Del Mar let himself be carried along with the current which was now running in and thus with comparative ease made his way, still groping, through the arch. Once under it and a few feet beyond, he deliberately kicked off the leaden-soled shoes and, thus lightened, rose rapidly to the surface of the water.

As he bobbed up, a strange sight met his eyes—not strange however, to Del Mar. Above, the rocks formed a huge dome over the water which the tides forced in and out through the secret entrance through which he came. No other entrance, apparently, except that from the waters of the harbor led to this peculiar den.

Lying quietly moored to the rocky piers lay three submarine boats. Further back, on a ledge of rocks, blasted out, stood a little building, a sort of office or headquarters. Near-by was a shed where were kept gas and oil, supplies and ammunition, in fact everything that a submarine might need.

This was the reason for Del Mar's presence in the neighborhood. It was the secret submarine harbor of the foreign agents who were operating in America!

Already a sentry, pacing up and down, had seen the bubbles in the water that indicated that some one had come through the archway and was down "below," as Del Mar and his men called it.

Gazing down the sentry saw the queer helmeted figure float up from the bottom of the pool. He reached out and helped the figure clamber up out of the water to the ledge on which he stood. Del Mar saluted, and the sentry returned the secret salute, helping him remove the dripping helmet and suit.

A moment later, in the queer little submarine office, Del Mar had evidently planned to take up the nefarious secret work on which he was engaged. Several men of a naval and military bearing were seated about a table, already, studying maps and plans and documents of all descriptions. They did not seem to belong to any nation in particular. In fact their uniforms, if such they might be called, were of a character to disguise their nationality. But that they were hostile to the country under which they literally had their hidden retreat, of that there could be no doubt.

How high Del Mar stood in their counsels could have been seen at a glance from the instant deference exhibited at the mere mention of his name by the sentry who entered with the submarine suit while Del Mar got himself together after his remarkable trip.

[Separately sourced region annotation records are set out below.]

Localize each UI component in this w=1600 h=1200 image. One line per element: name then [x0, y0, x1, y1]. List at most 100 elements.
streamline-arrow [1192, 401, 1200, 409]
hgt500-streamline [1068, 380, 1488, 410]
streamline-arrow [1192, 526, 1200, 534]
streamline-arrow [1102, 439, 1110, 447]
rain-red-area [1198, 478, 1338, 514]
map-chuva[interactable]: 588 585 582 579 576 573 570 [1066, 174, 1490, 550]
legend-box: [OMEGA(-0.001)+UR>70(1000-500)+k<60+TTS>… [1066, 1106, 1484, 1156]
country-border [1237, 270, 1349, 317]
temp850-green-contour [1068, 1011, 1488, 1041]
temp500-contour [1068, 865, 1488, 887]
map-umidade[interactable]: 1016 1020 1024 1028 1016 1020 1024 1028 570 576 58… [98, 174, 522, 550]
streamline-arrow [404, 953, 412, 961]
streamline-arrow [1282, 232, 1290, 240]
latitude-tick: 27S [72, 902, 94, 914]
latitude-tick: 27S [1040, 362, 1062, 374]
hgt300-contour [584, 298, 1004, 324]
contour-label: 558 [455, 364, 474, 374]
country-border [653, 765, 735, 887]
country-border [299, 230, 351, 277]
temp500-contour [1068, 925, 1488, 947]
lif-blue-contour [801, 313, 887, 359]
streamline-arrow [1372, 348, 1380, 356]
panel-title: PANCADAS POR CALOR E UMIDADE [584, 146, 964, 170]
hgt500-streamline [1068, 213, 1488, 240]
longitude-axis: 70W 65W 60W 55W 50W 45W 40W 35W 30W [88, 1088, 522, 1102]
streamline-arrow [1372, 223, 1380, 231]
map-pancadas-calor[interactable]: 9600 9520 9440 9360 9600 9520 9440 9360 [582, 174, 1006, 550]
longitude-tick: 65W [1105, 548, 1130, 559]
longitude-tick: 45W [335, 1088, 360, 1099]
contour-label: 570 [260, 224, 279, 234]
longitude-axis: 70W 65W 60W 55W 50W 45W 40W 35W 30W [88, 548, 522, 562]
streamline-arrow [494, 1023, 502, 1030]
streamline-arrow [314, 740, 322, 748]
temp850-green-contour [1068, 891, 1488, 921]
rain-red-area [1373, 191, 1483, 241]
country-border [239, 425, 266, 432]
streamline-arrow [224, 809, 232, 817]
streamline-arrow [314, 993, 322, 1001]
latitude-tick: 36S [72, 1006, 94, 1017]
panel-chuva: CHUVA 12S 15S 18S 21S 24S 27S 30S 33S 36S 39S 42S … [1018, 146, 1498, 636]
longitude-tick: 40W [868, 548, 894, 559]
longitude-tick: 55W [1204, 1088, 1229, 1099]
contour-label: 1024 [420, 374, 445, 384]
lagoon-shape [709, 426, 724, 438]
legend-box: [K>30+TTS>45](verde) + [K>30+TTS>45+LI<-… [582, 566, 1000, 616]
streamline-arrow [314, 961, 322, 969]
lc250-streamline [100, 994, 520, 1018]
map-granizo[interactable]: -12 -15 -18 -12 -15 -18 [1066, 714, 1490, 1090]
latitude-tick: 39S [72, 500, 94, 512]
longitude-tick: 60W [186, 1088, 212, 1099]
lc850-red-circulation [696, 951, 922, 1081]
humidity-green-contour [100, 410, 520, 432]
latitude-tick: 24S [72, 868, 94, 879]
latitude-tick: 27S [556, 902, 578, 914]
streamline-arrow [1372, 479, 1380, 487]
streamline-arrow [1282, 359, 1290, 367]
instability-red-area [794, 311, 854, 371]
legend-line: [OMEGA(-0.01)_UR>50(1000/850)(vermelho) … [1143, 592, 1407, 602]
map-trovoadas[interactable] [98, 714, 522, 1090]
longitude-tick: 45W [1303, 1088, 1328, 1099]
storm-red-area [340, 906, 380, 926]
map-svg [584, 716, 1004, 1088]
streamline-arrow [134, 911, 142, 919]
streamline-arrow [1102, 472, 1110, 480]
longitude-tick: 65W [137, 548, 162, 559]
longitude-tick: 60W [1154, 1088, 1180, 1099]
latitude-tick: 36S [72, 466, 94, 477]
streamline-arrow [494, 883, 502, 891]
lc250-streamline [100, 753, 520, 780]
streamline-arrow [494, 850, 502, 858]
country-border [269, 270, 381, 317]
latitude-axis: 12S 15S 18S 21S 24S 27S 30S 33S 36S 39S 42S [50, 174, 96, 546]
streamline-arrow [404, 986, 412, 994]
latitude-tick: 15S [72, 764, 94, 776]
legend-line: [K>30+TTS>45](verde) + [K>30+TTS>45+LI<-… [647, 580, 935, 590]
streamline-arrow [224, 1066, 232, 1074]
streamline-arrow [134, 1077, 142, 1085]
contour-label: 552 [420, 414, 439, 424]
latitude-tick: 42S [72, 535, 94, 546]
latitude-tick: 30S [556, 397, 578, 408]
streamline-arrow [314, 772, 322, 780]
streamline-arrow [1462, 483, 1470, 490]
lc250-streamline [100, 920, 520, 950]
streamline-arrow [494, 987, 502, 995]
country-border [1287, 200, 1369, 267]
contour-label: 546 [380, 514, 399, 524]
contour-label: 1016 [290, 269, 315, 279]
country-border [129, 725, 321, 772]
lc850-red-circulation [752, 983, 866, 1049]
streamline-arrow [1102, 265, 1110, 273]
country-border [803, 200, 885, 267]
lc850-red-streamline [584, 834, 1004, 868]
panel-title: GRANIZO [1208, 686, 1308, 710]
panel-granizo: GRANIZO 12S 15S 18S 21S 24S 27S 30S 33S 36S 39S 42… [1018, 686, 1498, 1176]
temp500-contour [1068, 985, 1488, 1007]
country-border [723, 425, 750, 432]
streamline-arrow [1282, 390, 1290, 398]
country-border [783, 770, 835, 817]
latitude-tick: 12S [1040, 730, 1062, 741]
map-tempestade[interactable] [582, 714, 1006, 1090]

The men at the council table rose and saluted as Del Mar himself entered. He returned the salute and quietly made his way to the head of the table where he took a seat, naturally.

"This is the area in which we must work first of all," he began, drawing toward him a book and opening it. "And we must strike quickly, for if they heed the advice in this book, it may be too late for us to take advantage of their foolish unpreparedness."

It was a book entitled "Defenseless America", written by a great American inventor, Hudson Maxim.

Del Mar turned the pages until he came to and pointed out a map. The others gathered about him, leaning forward eagerly as he talked to them. There, on the map, with a radius of some one hundred and seventy miles, was drawn a big segment of a circle, with Peekskill, New York, as a centre.